No chance for autonomous weapons!29. December 2019
No chance for autonomous weapons!
By Horst Buchwald
It is only discussed in a small circle of experts – but this topic must not remain there, because once again it is about the future of mankind. The climate debate already shows how difficult it is to convince people that it is almost too late for the plan to reduce CO2 emissions. How difficult will it be with autonomous weapons?
Paul Scharre, the award-winning author of “Army of None: Autonomous Weapons and the Future of War” was recently asked in an interview with “Forbes” magazine: “Why should the average citizen be interested in autonomous weapons? His answer: “Everyone must live in the future we are building, and we should all have a personal interest in what that future looks like. The question of whether AI will be used in warfare is not a question of when, but of how. What are the rules? What is the level of human control? Who makes those rules? There is a real possibility that the military is moving into a world where human control over war is severely limited, and that could be quite dangerous. So I think it is necessary to engage in a broad international discussion and bring together nations, human rights groups and experts (lawyers, ethicists, technologists) to have a productive dialogue to determine the right course”.
Scharre is a Senior Fellow and Director of the Technology and National Security Program at the Center for a New American Security. He won the Colby Award 2019, and Bill Gates’ book is among the top five books he has ever read. But is that enough: experts come together and engage in productive dialogue? Isn’t the consequent prohibition, i.e. exactly what many experts and peace fighters demand, the order of the day? How does Scharre see this?
“We cannot stop the development of the underlying technology.” The reason: one could use these algorithms for warfare but also in an autonomous vehicle. And he continues: “The basic tools for building a simple autonomous weapon … …can be freely found on the Internet. If a person is a reasonably competent engineer and has a little free time, he could build a crude autonomous drone that could do damage for less than a thousand dollars.
So there’s nothing more we can do? I agree with him: “Historically, attempts to control technology have been a mixed bag, with some successes and many failures.

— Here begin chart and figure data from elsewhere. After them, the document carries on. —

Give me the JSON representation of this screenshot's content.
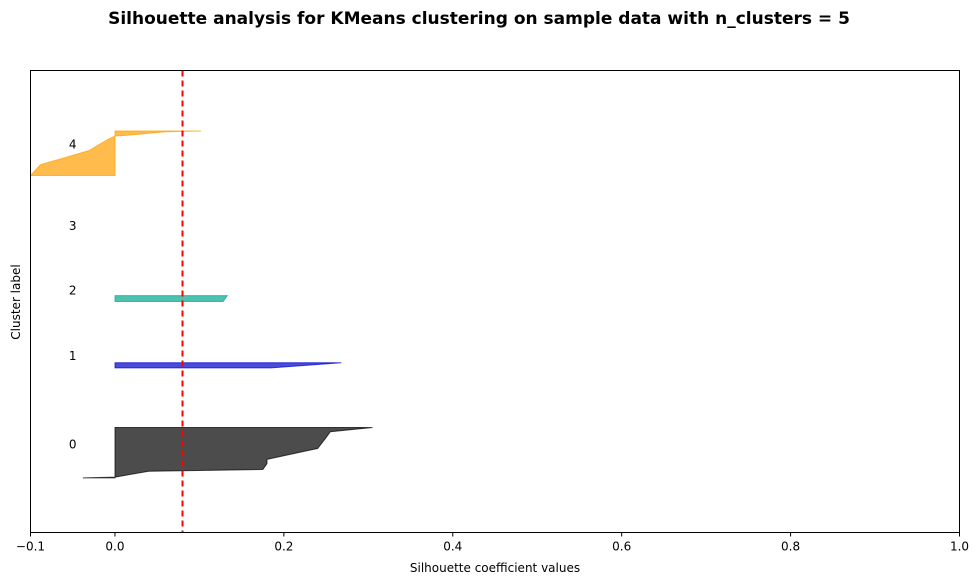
{
  "chart_data": {
    "type": "area",
    "title": "Silhouette analysis for KMeans clustering on sample data with n_clusters = 5",
    "xlabel": "Silhouette coefficient values",
    "ylabel": "Cluster label",
    "xlim": [
      -0.1,
      1.0
    ],
    "ylim": [
      0,
      55
    ],
    "xticks": [
      -0.1,
      0.0,
      0.2,
      0.4,
      0.6,
      0.8,
      1.0
    ],
    "xtick_labels": [
      "−0.1",
      "0.0",
      "0.2",
      "0.4",
      "0.6",
      "0.8",
      "1.0"
    ],
    "grid": false,
    "average_silhouette_score": 0.08,
    "average_line_color": "#ff0000",
    "clusters": [
      {
        "label": "0",
        "label_y": 10.5,
        "color": "#000000",
        "y_lower": 6.5,
        "y_upper": 12.5,
        "profile": [
          [
            6.5,
            -0.038
          ],
          [
            6.6,
            0.0
          ],
          [
            7.3,
            0.04
          ],
          [
            7.5,
            0.175
          ],
          [
            8.2,
            0.18
          ],
          [
            8.7,
            0.18
          ],
          [
            9.8,
            0.23
          ],
          [
            10.0,
            0.24
          ],
          [
            11.3,
            0.25
          ],
          [
            12.0,
            0.255
          ],
          [
            12.5,
            0.305
          ]
        ]
      },
      {
        "label": "1",
        "label_y": 21,
        "color": "#0000cc",
        "y_lower": 19.6,
        "y_upper": 20.2,
        "profile": [
          [
            19.6,
            0.185
          ],
          [
            20.2,
            0.268
          ]
        ]
      },
      {
        "label": "2",
        "label_y": 28.8,
        "color": "#00a98f",
        "y_lower": 27.5,
        "y_upper": 28.2,
        "profile": [
          [
            27.5,
            0.128
          ],
          [
            28.2,
            0.133
          ]
        ]
      },
      {
        "label": "3",
        "label_y": 36.5,
        "color": "#9400d3",
        "y_lower": 36.5,
        "y_upper": 36.5,
        "profile": []
      },
      {
        "label": "4",
        "label_y": 46.2,
        "color": "#ffa000",
        "y_lower": 42.5,
        "y_upper": 47.8,
        "profile": [
          [
            42.5,
            -0.1
          ],
          [
            43.8,
            -0.088
          ],
          [
            44.6,
            -0.06
          ],
          [
            45.5,
            -0.03
          ],
          [
            46.7,
            -0.01
          ],
          [
            47.2,
            0.0
          ],
          [
            47.3,
            0.015
          ],
          [
            47.7,
            0.06
          ],
          [
            47.8,
            0.102
          ]
        ]
      }
    ]
  }
}
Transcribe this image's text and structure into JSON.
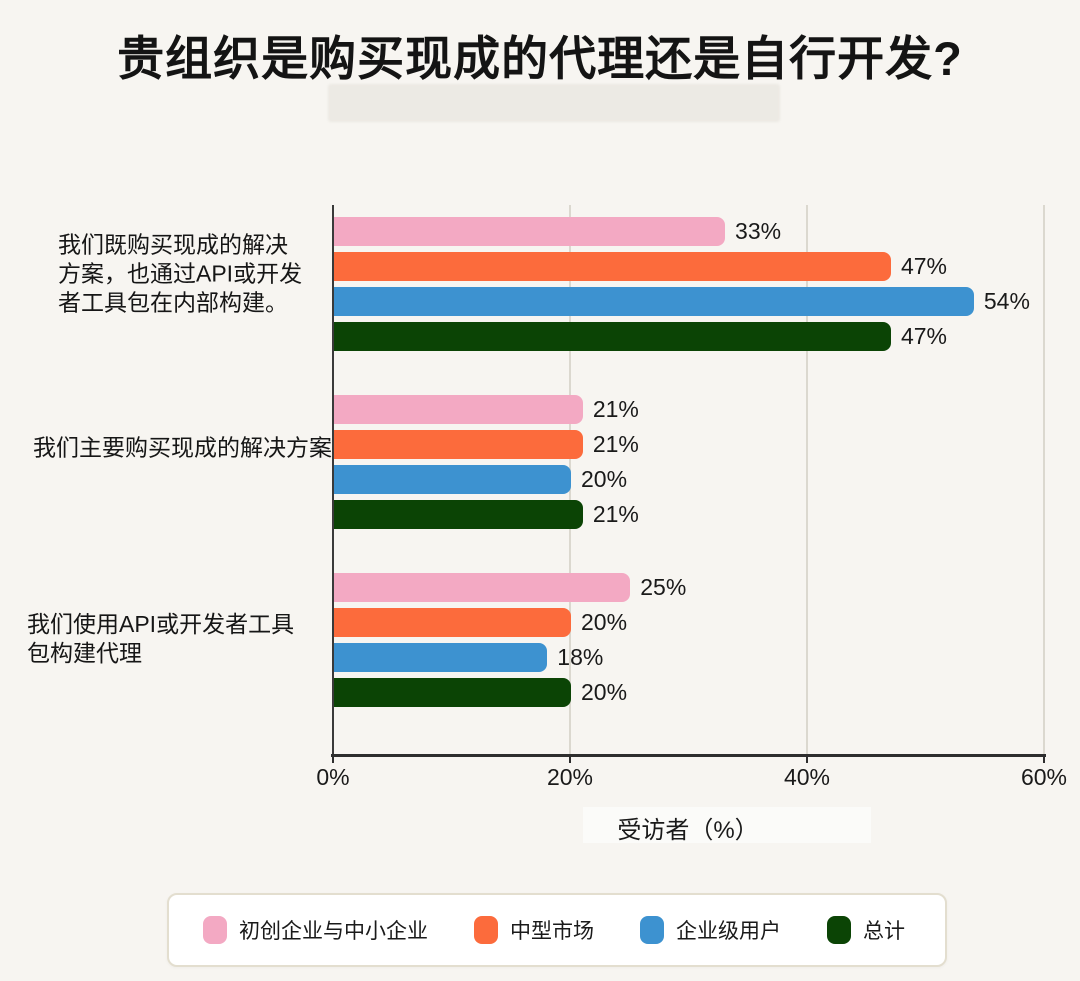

In the US, the export of ammunition and military technology is controlled by the International Traffic in Arms Regulations (ITAR). So could the export of AI also be covered? He does not consider this to be realistic either. ” By and large, the AI world is very open in terms of access to research. Papers are published online and breakthroughs are freely shared, so it is difficult to imagine that components of AI technology are controlled under strict restrictions. If anything, I could imagine sensitive data sets being controlled by ITAR, along with potentially specialized chips or hardware used exclusively for military applications when they are developed”.
But is there still the possibility of using ethical considerations as input for decision-making?
” We want AI behavior that is consistent with human ethics and human values. Does this mean that machines think rationally or abstract ethical concepts…
have to understand? Not necessarily. But we must control the manifestation of external behaviour in machines and reassert human control in cases where ethical dilemmas arise”.
Is Scharre now of the opinion: that the Rubicon has practically already been crossed? Not quite. But he is not far from it.
The problem is not just control or the principle that all potential AI weapons must be inoculated with human ethics. It’s more complicated than that. Arati Prabhakar, the former head of the DARPA research agency, knows the limits of existing AI technology pretty well. The following example makes this clear: Stanford researchers had developed software for describing image content. During the tests she showed an impressive accuracy, but when asked to interpret the photo of a baby with an electric toothbrush, she saw a little boy with a baseball bat.
Where it led when trying to find the cause of this false statement, she describes it as follows: “If you look inside to see ‘Well, what went wrong?’ they’re really opaque,” which can be described as follows: the algorithm sees everything correctly a thousand times. But in 1001, the shadow of a tree is a Vietcong with a mini-Nuke. So the problem can be reduced to this statement: no software engineer is able to foresee all errors that occur in an autonomous system or to recognize them in time.
However you look at it, it seems as if the train has left the station.
What do you think, dear reader? Write us your opinion.